Walter Braga Netto, general da reserva e ex-ministro da Defesa, negou ao STF qualquer ligação com o suposto plano para matar Lula e Alexandre de Moraes. Em alegações finais, também afirmou não ter repassado dinheiro ao tenente-coronel Mauro Cid.
Braga Netto é réu no processo que investiga a tentativa de golpe e os ataques de 8 de janeiro de 2023, junto com outros nomes como Jair Bolsonaro e Mauro Cid.
Acusações do plano ‘Punhal Verde Amarelo’

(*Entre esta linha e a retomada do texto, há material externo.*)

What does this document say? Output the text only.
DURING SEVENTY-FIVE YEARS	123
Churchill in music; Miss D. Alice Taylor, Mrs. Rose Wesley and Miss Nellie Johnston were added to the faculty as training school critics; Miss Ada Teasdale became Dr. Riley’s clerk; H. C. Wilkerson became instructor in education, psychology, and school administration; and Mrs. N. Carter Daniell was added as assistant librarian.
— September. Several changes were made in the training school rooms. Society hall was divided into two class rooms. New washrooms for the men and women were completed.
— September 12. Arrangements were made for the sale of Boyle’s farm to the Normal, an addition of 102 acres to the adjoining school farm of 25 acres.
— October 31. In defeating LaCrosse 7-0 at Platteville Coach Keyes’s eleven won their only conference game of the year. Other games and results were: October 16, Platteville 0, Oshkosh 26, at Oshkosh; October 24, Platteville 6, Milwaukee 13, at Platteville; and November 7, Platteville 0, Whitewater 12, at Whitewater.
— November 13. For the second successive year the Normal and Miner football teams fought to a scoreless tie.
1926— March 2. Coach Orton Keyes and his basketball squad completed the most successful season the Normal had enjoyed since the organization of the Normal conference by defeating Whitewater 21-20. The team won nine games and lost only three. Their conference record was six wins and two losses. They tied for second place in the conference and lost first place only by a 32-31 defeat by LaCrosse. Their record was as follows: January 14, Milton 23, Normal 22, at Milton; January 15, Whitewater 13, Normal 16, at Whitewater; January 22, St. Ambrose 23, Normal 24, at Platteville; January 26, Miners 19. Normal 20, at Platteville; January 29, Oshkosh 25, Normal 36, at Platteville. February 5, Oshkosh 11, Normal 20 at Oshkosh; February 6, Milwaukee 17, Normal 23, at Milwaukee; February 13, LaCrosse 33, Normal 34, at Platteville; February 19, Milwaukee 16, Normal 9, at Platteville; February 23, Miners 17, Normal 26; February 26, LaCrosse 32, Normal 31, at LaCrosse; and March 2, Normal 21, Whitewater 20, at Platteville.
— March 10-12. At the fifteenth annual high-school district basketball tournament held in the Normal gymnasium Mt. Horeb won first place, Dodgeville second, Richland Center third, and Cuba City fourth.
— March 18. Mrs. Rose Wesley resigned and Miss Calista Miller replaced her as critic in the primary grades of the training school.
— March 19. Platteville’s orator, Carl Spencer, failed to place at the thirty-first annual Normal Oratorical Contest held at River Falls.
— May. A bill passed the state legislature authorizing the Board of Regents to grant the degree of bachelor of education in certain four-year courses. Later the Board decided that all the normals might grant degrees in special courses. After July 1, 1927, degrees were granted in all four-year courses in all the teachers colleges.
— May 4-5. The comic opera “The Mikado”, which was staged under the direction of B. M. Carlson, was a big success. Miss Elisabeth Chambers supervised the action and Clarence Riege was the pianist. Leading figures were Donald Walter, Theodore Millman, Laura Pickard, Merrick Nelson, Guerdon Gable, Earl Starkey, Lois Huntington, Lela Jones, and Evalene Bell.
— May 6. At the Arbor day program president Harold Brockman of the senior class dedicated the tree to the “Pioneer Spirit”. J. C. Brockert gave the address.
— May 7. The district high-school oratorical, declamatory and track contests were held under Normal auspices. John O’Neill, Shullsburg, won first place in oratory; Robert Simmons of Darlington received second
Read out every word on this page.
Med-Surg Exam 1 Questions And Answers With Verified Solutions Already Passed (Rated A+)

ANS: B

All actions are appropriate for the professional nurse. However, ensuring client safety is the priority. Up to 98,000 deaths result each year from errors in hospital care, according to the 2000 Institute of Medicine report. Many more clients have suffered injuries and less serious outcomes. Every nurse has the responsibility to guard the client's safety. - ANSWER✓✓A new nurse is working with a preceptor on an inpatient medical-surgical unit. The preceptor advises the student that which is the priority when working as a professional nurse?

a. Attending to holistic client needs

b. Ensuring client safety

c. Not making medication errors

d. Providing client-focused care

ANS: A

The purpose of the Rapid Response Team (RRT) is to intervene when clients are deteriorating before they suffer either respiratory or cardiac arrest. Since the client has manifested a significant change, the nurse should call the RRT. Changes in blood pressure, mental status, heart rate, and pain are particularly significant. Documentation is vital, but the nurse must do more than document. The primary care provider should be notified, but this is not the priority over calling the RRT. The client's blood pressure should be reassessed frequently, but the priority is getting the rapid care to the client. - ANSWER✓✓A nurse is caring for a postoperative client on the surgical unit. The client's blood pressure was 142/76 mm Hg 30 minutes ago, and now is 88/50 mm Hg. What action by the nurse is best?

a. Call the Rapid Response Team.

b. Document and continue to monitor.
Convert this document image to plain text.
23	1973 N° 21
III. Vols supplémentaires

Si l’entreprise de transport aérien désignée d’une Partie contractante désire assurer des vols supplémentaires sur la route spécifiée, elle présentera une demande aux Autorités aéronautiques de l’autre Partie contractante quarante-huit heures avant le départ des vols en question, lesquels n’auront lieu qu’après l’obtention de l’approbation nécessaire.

De acordo com a Procuradoria-Geral da República (PGR), um encontro na casa de Braga Netto e a suposta entrega de dinheiro estariam ligados ao plano denominado “Punhal Verde Amarelo”. O plano teria como objetivo matar o então presidente eleito, Lula, e o ministro Alexandre de Moraes, presidente do TSE na época.
A defesa de Braga Netto, porém, contesta a existência do plano, alegando que o documento apresentado não define objetivos concretos e apenas cita alvos genéricos como “Jeca, Joca, Juca…”. Segundo os advogados, não há menção clara a ações como “tiro, envenenamento, uso de química ou artefato explosivo”.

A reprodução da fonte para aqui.